Das ist nicht genau abzuschätzen, aber für einen großen Bevölkerungsteil haben sie schon eine Bedeutung. Insgesamt haben Transfers weltweit in den entwickelten Ländern an Bedeutung zugenommen. In Kuba ist die Lage natürlich ein bisschen komplizierter, weil es ein sozialistisches Land ist. Wir streben deshalb vor allem an, dass die Menschen ihr Einkommen mit Arbeit erzielen und nicht über Transfers.

Rund die Hälfte der Bevölkerung hat keine Verwandten im Dollar-Ausland. Wird sie dadurch sozial abgekoppelt?

Man sollte nicht nur auf die Auslandsüberweisungen als Dollarquelle schauen. Im letzten Jahr erhielten beispielsweise über eine Million kubanische Arbeiter in den staatlichen Unternehmen Dollars im Rahmen eines Prämiensystems ausgezahlt. Das Volumen belief sich insgesamt auf mehr als 150 Millionen US-Dollar, das ist nicht gerade wenig.
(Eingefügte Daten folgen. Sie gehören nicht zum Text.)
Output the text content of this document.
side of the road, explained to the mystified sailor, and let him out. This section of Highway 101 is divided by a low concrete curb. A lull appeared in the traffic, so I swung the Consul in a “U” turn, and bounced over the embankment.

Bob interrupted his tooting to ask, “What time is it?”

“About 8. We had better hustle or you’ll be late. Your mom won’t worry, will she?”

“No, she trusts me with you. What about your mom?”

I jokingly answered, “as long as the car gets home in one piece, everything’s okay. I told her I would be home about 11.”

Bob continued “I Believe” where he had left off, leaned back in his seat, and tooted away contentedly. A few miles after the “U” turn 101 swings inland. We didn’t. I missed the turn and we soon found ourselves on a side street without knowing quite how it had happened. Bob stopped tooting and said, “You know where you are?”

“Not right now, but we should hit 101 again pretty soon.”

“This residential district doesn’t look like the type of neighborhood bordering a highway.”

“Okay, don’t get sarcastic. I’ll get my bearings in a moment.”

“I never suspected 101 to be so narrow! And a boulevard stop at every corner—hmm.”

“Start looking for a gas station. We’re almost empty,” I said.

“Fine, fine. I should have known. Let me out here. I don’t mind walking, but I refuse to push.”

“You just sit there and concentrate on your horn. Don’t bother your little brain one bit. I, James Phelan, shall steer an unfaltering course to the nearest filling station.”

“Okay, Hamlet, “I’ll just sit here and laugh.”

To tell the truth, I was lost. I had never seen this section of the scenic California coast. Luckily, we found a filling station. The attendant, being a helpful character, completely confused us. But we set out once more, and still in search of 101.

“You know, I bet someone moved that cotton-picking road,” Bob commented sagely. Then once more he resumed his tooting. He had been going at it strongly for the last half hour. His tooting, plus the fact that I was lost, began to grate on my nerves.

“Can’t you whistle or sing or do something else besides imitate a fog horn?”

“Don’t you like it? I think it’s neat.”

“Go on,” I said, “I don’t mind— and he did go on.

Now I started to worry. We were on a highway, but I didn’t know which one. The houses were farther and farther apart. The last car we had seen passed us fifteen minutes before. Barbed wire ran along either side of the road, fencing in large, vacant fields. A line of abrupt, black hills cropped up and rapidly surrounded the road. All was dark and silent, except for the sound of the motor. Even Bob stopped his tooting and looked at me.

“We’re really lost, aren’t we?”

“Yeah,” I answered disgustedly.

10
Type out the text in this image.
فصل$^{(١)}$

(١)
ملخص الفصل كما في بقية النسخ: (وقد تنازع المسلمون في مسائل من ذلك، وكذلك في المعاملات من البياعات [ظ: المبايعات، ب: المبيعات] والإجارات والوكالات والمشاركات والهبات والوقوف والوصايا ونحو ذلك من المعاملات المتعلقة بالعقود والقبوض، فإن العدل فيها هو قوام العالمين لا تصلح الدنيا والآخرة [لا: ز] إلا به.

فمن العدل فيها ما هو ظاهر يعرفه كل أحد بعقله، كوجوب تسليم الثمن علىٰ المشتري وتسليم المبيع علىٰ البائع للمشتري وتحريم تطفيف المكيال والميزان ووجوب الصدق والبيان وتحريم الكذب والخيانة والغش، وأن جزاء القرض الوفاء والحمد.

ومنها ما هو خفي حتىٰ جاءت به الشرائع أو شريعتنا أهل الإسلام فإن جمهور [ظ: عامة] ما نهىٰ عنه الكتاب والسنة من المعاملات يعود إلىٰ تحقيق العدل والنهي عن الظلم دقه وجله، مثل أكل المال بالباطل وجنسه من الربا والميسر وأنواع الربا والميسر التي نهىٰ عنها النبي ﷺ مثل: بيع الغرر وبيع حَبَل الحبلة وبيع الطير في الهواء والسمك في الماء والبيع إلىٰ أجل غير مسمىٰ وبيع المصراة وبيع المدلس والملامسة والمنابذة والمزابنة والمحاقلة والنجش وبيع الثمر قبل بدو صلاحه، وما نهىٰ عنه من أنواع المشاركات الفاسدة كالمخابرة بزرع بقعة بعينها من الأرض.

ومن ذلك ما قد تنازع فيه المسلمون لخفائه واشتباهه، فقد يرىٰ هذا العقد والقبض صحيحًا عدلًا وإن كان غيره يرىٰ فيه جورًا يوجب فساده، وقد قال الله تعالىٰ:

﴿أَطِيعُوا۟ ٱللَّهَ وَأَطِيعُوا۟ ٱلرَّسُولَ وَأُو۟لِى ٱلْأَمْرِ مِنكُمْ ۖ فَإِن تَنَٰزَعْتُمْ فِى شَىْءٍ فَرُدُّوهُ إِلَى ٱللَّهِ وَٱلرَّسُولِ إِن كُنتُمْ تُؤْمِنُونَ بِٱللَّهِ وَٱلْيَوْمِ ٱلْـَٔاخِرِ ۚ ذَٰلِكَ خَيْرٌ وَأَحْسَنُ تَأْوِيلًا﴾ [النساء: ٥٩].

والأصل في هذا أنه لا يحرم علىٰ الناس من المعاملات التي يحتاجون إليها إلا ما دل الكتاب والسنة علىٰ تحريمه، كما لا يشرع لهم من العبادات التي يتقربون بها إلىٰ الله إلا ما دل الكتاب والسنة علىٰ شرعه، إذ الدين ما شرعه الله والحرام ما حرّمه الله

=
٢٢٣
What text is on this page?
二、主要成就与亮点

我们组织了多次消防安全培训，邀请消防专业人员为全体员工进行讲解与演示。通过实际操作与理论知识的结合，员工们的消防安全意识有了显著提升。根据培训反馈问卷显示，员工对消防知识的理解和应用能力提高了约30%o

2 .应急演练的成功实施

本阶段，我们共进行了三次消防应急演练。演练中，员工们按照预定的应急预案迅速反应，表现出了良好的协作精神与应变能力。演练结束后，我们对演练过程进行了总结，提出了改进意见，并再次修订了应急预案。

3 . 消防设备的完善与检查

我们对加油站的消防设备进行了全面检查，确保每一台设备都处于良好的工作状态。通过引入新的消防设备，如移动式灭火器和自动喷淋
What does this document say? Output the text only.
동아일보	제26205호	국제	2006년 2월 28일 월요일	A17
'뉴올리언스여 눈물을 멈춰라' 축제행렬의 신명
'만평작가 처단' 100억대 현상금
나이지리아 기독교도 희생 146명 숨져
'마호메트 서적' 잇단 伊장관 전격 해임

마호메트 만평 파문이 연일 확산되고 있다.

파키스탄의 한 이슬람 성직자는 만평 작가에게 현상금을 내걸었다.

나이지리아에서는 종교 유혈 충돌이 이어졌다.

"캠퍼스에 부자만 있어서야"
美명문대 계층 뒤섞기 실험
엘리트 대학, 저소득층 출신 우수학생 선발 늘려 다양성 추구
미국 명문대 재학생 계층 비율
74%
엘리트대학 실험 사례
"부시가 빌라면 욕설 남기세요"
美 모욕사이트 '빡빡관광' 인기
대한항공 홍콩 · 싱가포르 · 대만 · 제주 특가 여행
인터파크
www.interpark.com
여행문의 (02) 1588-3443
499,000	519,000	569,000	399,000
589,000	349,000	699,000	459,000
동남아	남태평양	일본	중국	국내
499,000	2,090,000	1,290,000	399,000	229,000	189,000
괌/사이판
Ich denke, dass in der Zukunft die Auslandsüberweisungen auch wieder an Bedeutung verlieren werden, wenn der Peso an Wert gegenüber dem Dollar gewinnt.

Ein anderes Problem der Dollarisierung scheint die Entwicklung bei den Gehältern zu sein. Ein Kellner im Touristenhotel verdient mehr als ein Arzt. Ein Problem?

Sicher. Einige Ärzte sind deswegen auch schon nach Spanien ausgewandert. Langfristig streben wir wieder nur eine Währung an – den Peso.